Comment by derefr

14 years ago

> I suspect there isn't really anyone who knows what every compartment is.

Unless the process is completely decentralized, there must be someone approving new compartments. They probably know at least a little about each one.

The main constraint is budgetary authority; it's easier to create a new secret program than to fund it. Ultimately all funding authority comes from the US Congress, although there are layers of obfuscation.

The ability to create new Special Access Programs is usually delegated to the level in an organization that actually does this routinely; definitely below Department level, above Combatant Command level.

On the Army side, check out AR 380-381, and legally, 32cfr159a. Basically someone more operational creates it, and then gets approval from above, but the authority to create the program is closer to the action than the ability to finance it.

They deconflict on names at one level, usually per department (e.g. Army, Navy). I think this is done by pre-assigning names in batches to be used. http://en.wikipedia.org/wiki/CIA_cryptonym is an interesting article.

Well, you have to keep in mind that compartments, from the way I understand them, are topical, or centered around the specific field they pertain to. Thus, the DOE and the DOD won't have the same compartments, and even the Army and the Navy won't have the same compartments.

This is, I believe, one of the reasons that intelligence sharing between agencies and the armed forces is so difficult. Some intel is compartmentalized in places that are inaccessible to another branch or agency, and changing the classification level or compartment of information is an extraordinarily inconvenient process.

The upside of this, however, is that we really do have a secure system for information

Once the authority to keep secrets has been delegated, it seems almost inconceivable that anybody would know all of them.

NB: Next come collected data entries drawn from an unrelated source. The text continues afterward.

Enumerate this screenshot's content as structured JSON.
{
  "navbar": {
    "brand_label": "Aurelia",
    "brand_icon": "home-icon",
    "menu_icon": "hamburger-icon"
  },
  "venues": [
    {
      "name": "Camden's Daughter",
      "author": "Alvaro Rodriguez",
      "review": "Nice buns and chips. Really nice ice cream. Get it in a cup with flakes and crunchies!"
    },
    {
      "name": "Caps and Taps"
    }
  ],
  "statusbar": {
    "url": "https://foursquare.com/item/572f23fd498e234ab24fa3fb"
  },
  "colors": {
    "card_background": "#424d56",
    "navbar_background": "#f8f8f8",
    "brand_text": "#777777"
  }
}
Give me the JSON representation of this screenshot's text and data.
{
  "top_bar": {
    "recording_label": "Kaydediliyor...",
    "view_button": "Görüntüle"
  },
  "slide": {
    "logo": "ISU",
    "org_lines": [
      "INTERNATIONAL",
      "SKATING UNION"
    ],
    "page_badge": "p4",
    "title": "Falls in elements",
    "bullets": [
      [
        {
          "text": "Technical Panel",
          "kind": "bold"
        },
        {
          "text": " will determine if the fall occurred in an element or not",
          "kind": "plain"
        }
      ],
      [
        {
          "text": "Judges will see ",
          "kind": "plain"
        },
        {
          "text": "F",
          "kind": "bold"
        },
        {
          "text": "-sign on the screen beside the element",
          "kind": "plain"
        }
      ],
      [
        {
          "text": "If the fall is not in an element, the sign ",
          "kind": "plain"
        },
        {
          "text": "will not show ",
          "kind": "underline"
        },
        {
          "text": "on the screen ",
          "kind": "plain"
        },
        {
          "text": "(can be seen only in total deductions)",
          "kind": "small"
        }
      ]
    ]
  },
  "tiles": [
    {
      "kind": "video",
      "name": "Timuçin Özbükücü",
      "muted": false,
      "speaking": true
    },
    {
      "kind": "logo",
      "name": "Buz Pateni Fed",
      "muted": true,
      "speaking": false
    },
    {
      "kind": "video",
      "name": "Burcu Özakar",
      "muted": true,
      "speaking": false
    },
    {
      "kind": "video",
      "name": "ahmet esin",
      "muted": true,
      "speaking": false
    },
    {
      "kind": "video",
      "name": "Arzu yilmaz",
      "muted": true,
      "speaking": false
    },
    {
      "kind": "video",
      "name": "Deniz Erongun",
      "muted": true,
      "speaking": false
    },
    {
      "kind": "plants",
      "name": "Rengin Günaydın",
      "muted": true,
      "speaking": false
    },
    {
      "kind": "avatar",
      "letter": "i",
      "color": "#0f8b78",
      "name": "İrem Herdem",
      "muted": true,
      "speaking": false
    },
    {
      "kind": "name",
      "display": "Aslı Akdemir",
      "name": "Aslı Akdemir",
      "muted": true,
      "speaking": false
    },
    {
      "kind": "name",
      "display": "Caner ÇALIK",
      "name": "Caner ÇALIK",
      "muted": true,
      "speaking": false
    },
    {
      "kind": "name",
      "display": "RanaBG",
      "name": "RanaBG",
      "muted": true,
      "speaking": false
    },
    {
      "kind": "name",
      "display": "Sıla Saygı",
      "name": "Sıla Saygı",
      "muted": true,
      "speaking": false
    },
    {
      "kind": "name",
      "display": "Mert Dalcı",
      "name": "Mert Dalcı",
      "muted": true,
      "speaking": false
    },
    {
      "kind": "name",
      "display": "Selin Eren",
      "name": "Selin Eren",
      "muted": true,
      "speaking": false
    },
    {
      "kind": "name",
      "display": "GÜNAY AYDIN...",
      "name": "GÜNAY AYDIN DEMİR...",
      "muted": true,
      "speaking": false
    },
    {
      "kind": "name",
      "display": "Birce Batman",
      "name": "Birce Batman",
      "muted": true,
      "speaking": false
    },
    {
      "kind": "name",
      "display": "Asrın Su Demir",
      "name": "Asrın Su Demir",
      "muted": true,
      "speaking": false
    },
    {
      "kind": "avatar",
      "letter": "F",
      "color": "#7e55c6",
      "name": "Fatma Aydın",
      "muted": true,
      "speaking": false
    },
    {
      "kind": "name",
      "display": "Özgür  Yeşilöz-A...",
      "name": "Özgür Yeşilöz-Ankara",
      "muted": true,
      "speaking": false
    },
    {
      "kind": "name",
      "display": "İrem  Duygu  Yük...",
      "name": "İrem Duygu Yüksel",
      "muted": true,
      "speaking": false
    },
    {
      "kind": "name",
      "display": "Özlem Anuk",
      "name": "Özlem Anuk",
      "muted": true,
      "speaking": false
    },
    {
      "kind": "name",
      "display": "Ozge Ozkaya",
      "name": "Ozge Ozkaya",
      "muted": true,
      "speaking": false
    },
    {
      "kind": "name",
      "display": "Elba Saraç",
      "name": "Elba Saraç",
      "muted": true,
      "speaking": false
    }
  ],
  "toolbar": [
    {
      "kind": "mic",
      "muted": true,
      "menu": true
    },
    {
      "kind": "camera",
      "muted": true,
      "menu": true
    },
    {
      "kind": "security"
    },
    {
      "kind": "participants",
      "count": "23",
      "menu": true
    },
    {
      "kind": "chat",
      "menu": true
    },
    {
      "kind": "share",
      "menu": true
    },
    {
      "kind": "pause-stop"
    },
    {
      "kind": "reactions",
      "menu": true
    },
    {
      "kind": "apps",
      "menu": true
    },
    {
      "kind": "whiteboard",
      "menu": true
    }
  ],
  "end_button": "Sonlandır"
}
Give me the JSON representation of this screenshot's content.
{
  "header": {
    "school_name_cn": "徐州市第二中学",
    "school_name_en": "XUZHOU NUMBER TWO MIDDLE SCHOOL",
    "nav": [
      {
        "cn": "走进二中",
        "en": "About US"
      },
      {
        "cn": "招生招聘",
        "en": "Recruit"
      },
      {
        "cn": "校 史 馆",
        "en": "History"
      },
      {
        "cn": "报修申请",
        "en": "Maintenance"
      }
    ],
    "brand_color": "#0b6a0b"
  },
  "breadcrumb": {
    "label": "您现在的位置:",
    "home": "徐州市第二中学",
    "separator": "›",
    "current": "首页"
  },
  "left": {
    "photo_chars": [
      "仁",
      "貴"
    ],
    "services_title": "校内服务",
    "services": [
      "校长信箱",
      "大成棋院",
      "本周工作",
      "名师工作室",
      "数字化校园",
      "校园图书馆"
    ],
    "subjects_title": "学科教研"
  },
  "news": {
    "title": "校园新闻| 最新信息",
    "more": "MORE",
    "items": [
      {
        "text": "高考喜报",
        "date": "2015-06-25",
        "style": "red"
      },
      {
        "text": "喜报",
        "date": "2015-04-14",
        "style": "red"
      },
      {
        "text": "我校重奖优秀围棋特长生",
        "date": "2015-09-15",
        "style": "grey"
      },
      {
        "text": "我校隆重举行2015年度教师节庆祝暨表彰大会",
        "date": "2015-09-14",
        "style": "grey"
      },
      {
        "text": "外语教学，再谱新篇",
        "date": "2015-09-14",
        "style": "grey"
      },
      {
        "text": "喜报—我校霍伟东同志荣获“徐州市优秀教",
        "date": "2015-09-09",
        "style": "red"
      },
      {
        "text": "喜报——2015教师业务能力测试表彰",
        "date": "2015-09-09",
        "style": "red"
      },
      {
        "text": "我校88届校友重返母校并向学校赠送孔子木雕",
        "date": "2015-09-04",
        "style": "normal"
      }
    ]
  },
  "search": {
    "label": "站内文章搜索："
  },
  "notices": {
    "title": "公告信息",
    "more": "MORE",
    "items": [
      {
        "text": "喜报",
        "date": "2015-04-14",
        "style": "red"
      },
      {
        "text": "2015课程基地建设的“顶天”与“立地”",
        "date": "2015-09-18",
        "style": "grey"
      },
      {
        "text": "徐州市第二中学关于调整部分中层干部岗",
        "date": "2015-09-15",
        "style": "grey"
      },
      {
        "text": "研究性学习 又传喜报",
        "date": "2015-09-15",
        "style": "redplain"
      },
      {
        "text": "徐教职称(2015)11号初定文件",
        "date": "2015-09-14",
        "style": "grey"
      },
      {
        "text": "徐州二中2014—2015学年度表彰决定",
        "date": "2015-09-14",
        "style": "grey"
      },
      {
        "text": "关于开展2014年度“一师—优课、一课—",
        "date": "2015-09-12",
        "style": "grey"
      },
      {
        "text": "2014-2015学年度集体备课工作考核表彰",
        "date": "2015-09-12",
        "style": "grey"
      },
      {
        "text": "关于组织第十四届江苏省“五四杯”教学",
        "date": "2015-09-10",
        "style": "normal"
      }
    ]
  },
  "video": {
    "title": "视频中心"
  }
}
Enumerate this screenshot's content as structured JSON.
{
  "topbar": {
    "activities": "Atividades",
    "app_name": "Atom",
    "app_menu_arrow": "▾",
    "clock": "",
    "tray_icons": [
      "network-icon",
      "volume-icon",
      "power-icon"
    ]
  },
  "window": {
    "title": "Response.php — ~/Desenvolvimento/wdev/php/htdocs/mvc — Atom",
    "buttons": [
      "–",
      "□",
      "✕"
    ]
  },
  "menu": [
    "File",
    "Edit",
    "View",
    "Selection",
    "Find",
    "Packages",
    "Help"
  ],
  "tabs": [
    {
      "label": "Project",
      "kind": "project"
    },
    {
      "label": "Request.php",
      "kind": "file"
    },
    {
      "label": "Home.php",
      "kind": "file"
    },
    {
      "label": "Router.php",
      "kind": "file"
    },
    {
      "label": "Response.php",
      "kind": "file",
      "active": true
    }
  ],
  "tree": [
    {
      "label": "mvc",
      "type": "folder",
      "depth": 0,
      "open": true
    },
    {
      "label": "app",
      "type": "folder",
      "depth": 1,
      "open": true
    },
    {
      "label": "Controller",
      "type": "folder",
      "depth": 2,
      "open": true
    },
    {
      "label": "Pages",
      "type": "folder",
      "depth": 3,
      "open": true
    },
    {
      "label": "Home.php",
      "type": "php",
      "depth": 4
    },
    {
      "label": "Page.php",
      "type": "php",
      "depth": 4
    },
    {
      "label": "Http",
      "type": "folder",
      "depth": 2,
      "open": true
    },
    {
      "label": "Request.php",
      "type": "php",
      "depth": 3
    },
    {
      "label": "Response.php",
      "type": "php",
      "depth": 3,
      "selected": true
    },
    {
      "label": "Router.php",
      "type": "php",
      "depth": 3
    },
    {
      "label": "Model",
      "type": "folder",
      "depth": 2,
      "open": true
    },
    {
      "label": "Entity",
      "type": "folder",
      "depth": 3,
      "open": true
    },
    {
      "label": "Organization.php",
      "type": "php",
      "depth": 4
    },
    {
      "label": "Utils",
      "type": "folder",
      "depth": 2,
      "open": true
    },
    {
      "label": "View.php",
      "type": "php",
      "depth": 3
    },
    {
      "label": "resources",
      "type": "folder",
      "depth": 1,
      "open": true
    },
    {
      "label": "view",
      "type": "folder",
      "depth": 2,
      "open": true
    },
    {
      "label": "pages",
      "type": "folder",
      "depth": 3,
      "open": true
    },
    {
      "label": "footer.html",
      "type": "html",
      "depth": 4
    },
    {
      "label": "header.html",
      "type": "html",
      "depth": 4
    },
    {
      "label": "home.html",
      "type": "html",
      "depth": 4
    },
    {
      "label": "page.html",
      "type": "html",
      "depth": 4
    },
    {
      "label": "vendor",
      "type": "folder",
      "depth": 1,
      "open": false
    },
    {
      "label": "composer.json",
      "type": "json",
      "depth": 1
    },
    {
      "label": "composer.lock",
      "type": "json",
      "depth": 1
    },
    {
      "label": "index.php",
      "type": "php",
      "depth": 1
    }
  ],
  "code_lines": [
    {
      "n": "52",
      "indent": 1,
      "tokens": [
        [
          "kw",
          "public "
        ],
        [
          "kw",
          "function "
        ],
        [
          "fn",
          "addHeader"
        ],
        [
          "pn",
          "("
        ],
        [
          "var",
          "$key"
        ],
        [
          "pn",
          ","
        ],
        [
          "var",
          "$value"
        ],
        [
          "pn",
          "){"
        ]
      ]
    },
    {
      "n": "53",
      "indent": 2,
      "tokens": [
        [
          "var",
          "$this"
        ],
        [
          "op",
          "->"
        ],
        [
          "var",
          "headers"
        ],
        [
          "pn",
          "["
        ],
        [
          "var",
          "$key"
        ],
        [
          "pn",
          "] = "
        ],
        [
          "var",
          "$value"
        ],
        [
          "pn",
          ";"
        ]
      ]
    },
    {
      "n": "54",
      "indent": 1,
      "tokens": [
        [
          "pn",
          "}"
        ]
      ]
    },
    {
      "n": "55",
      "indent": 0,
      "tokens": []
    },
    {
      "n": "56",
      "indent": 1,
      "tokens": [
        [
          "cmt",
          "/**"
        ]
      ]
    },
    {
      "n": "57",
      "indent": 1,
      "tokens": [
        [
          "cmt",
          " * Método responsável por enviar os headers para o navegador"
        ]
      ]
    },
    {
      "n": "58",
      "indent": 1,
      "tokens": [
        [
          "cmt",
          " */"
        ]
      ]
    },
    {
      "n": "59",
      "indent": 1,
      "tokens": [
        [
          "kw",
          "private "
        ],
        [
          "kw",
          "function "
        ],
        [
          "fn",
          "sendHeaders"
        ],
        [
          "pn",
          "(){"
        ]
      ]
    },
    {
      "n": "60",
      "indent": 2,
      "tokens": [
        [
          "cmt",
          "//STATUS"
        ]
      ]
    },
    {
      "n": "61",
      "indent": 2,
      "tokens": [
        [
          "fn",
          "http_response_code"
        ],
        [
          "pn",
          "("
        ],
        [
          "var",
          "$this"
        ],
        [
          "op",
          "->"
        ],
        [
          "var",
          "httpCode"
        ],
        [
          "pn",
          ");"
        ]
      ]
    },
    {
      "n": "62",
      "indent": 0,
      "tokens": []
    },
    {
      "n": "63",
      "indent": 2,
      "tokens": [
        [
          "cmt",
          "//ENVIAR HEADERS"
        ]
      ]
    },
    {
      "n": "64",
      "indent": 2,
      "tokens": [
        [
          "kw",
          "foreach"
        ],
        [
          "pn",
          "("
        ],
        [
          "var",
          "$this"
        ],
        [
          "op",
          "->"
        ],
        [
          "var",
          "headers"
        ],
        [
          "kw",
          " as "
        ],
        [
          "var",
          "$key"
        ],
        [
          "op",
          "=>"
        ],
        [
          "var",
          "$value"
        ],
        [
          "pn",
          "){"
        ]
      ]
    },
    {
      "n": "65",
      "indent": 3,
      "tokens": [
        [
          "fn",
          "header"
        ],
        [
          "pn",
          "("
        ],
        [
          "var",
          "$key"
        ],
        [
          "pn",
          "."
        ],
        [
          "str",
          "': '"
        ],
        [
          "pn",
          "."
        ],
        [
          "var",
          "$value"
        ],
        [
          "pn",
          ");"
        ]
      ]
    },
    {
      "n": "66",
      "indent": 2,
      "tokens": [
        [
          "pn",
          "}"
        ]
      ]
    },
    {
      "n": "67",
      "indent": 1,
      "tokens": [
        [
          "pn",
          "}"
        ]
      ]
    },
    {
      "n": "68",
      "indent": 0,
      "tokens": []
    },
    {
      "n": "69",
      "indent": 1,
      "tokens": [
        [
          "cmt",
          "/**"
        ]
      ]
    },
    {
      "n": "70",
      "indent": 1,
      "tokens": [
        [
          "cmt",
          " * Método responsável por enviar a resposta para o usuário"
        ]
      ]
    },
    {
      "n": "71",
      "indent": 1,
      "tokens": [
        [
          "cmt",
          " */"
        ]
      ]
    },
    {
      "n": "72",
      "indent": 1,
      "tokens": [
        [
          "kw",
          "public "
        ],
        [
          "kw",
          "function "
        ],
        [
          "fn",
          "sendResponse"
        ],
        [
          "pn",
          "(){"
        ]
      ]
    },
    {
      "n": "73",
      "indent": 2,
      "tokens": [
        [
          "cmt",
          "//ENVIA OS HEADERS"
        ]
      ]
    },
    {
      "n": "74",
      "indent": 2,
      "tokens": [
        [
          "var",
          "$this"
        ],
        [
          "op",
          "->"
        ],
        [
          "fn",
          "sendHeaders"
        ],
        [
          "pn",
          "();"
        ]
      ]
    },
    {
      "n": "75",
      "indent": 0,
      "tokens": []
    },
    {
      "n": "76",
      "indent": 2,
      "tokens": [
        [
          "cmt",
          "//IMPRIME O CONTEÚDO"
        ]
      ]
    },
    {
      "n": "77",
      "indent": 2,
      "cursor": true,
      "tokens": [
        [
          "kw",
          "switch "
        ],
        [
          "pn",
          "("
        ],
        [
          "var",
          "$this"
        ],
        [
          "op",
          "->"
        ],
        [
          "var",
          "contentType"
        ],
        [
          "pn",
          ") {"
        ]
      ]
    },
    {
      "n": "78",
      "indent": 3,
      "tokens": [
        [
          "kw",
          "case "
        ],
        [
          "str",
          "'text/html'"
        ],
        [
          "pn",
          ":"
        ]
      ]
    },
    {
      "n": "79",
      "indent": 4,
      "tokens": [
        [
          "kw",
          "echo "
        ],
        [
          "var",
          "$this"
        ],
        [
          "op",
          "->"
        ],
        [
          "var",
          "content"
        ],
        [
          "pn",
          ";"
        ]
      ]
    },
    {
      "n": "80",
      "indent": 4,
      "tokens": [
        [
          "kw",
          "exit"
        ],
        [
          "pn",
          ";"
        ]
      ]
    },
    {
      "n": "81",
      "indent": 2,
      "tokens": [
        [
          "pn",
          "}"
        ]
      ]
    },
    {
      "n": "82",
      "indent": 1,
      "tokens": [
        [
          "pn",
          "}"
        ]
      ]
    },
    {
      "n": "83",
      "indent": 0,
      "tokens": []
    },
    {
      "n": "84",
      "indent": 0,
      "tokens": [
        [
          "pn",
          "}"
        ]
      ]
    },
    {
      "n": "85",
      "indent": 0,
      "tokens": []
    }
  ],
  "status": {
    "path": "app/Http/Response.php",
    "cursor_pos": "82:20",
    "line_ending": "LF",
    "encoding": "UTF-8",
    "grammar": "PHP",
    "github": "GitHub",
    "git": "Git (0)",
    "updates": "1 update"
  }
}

  • It seems to me that either someone knows about all the compartments, or there is a high likelihood of redundant and overlapping compartments being created accidentally. It probably is okay for one clearance to actually be represented as five or six because of bureaucracy (that's basically just denormalization, and product management systems deal with it all the time); the real problem is that project X might be half-covered by compartment A, and half by compartment B, and you just end up getting assigned both (thus exposing you to more classified material than you should know) because there's no one with enough oversight to create compartment C = A∩B, make A and B into A'=A-C and B'=B-C, and then just assign people A and C while leaving out B.

    Basically, imagine trying to do library science without being able to know what information you're managing. The classifications created would quickly become senseless and incoherent.

    • This is the United States Federal Government we're talking about here, remember.

      Holy crap is there every redundancy and overlap!